Abstract
In this paper, a hierarchal feature extraction and ensemble classification-based framework for object detection is proposed. The proposed object detection technique is motivated by the hierarchical learning mechanism in primate visual cortex, where each layer processes information differently. Initially, pyramid histogram of oriented gradients (PHOG) based descriptors are selected to generate shift and scale invariant descriptors of an image. PHOG-based feature descriptors are then processed in multi-layered hierarchy, following feed forward models in brain’s visual cortex and exploited through ensemble classification techniques. The proposed cortex-inspired ensemble-based object detection (CI-EnsOD) system exploits hierarchical learning mechanism of visual cortex and it is computationally efficient compared to the existing cortex-inspired models.
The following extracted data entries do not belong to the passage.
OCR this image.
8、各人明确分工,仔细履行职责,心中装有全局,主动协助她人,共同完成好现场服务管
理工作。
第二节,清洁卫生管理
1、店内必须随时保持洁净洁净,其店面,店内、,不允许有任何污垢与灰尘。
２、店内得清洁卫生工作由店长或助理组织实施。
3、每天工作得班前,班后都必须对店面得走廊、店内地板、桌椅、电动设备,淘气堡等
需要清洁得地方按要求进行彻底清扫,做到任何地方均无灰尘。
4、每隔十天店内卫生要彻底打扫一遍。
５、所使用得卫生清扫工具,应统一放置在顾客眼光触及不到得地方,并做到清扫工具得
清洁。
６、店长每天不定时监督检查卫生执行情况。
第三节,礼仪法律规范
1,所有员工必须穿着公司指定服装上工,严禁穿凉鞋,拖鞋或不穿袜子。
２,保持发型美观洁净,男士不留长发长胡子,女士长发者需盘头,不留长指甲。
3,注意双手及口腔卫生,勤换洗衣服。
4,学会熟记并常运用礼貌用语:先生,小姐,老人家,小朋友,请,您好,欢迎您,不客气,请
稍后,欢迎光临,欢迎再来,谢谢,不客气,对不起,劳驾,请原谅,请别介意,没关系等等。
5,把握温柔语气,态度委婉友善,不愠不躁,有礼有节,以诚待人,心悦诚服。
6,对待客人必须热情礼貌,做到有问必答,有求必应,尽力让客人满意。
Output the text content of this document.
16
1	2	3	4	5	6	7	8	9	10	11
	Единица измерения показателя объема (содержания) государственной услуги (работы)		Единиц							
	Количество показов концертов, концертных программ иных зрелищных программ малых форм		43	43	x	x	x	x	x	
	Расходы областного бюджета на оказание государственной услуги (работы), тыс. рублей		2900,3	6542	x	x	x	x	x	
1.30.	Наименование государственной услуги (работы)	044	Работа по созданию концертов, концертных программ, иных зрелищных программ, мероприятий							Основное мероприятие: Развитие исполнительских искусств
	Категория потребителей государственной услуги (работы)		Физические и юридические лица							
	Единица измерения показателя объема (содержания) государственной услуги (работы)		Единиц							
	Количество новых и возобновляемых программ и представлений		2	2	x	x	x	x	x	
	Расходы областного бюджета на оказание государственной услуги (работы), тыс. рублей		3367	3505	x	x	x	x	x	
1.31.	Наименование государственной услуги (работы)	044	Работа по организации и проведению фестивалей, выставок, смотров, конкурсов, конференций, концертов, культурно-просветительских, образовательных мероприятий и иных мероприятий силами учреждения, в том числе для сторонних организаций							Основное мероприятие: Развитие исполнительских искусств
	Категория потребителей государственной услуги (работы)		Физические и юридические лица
In addition, it reduces feature dimensionality and offers improved object detection performance. The performance of proposed technique is demonstrated using three publically available standard datasets. It is shown experimentally that the prototype selection in the proposed CI-EnsOD can be improved using k-means clustering. The obtained experimental results show that the proposed CI-EnsOD technique is more accurate and efficient than contemporary cortex-inspired object detection techniques. Finally, it is also observed that the proposed technique is capable of providing compact descriptors compared to principle component analysis and independent component analysis.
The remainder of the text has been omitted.